そこへ 海の潮流 ちょうりゅう を司る神 塩椎の神 しおつちのかみ がやって来て聞いた。
「高い空の日を仰ぎ見る 尊い火遠理の命さま なぜ 泣いておられるのです どうなさいました?」と。
山幸彦が 泣きながら説明すると
「なるほど 私に 良い考えがあります そこで 見てて 待っててください」と言って
無間勝間の小舟 まなしかつまのこぶね (隙間無くビッシリと編んだ竹の小舟)を造り 海に浮かべて乗るように勧めた。
塩椎の神 しおつちのかみ は 山幸彦に説明します。
「火遠理の命さま よく聞いてください。 私が この小舟を押し進めます 貴方は 乗ったままでよいのです
しばらく 往くと やがて 潮の路(道)があります。 その潮の路を そのまま進んでいくとやがて
大きな魚の鱗の形をした 大綿津見の神 おおわたつみのかみ の宮殿があります。 大綿津見の神 海を司る神。
その宮殿の門をくぐりぬけ 真っすぐ行くと 桂の木が立っている井戸につきます。
貴方さまは その桂木の上に登って待っていれば 海の神の娘がきっと 見つけてくれるでしょう。
そして 大綿津見の神が 無くした釣り針をきっと 見つけてくれるでしょう」。
山幸彦は、不安ながらも、塩椎の神に聞いた海の道を進んで行くと、やがて、海の神の宮殿に着きました。
神聖な桂の木の上に登っていると 大綿津見の神の娘/豊玉毘売 とよたまひめ の侍女じじょ が 家から出てきた。
木の上の山幸彦が 水が飲みたいと言うと、侍女は 井戸から水を汲み器に入れて 木の上へ渡してくれた。
山幸彦は 水を飲みほして空になった器に 自分の首に掛けていた玉の飾りを入れて渡した。
大変高貴な玉の飾りと思った侍女は、その器を持って家の中に入り
「豊玉毘売 とよたまびめ さま たいそう 高貴な方が 井戸の桂の木の上に おります」と、報告した。
豊玉毘売が、外を眺めてみると、確かに高貴で麗しい青年が 木の上におりました。
バチット視線が合った二人の身体に電気が走った。
二人の放出した電気エネルギーは 周りの温度を急激に上昇させ、海の家がヒートアイランドとなりました。
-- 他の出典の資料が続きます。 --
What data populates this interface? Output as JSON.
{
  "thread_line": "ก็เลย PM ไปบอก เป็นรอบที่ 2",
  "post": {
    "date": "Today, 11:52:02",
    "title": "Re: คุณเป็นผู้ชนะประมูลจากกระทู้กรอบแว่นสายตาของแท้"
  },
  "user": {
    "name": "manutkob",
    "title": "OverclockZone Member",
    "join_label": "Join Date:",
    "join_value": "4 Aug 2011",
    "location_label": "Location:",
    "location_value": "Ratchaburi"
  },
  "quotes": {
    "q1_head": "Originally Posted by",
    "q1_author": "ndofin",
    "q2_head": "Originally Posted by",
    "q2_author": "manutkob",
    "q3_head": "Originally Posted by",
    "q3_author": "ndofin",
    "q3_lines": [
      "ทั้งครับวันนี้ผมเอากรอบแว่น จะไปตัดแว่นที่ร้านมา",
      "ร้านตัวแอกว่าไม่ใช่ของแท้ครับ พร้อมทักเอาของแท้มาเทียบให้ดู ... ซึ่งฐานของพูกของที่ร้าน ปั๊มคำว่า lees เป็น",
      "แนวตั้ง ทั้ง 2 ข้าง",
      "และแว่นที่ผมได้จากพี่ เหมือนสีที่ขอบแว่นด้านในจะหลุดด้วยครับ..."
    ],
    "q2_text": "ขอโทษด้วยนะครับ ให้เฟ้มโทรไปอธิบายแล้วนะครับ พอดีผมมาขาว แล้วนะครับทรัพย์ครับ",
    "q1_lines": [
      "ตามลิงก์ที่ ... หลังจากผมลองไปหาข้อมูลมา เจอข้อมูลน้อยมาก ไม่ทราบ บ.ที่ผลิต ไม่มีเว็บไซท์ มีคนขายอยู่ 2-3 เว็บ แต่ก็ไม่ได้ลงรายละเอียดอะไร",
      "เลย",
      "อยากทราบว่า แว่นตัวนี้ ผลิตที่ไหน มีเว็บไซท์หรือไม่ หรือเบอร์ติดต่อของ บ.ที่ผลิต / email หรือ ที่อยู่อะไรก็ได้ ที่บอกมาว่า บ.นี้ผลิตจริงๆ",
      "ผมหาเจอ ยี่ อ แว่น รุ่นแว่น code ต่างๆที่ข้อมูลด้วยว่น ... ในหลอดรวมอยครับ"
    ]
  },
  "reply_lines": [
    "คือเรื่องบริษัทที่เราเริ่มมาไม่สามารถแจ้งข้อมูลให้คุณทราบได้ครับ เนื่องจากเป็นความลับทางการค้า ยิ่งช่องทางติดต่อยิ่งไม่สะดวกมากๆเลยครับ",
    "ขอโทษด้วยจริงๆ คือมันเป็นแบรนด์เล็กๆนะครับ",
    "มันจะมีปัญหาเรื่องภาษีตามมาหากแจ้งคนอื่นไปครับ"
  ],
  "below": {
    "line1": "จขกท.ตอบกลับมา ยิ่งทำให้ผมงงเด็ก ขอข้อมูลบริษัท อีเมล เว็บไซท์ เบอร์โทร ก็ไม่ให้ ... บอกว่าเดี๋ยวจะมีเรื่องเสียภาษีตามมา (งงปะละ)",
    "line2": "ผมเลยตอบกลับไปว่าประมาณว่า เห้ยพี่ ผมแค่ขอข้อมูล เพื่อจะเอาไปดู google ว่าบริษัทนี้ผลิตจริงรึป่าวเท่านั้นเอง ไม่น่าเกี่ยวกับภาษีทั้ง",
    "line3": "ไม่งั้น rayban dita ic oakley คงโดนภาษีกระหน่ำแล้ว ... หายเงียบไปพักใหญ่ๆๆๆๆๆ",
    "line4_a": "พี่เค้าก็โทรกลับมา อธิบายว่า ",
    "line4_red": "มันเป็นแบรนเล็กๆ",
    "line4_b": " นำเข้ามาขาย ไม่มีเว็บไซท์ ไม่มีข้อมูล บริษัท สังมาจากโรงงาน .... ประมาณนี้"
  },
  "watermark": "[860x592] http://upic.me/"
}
んな訳ないか?すいません 大衆小説風で‥‥ボサツマン
豊玉毘売は、さっそく 父にー父上 門の中に 大変 立派な命みこと がおります 来てくださいーと、伝えた。
海を司る神・大綿津見おおわたつみ の神は 山幸彦を一目見て
「この高貴な命みこと は、天つ神・邇邇芸の命の御子みこ 穂々手見ほほでみ の命みこと である」と 娘に伝えた。
山幸彦 綿津見の神の娘婿になる
大綿津見の神は、山幸彦を宮殿に招き入れ、みちの皮の畳(アシカの皮畳)を 幾枚も重ねて敷き、
その上に 絁畳 きぬたたみ (絹の敷物)を何枚も敷いて坐らせ 海の幸の御馳走を振る舞いました。
そして、その場がそのまま、穂々手見の命と豊玉毘売とよたまひめ の結婚式となりました。
この後、山幸彦(穂々手見の命)は、三年もの間、海の国で 楽しく暮らしておりました。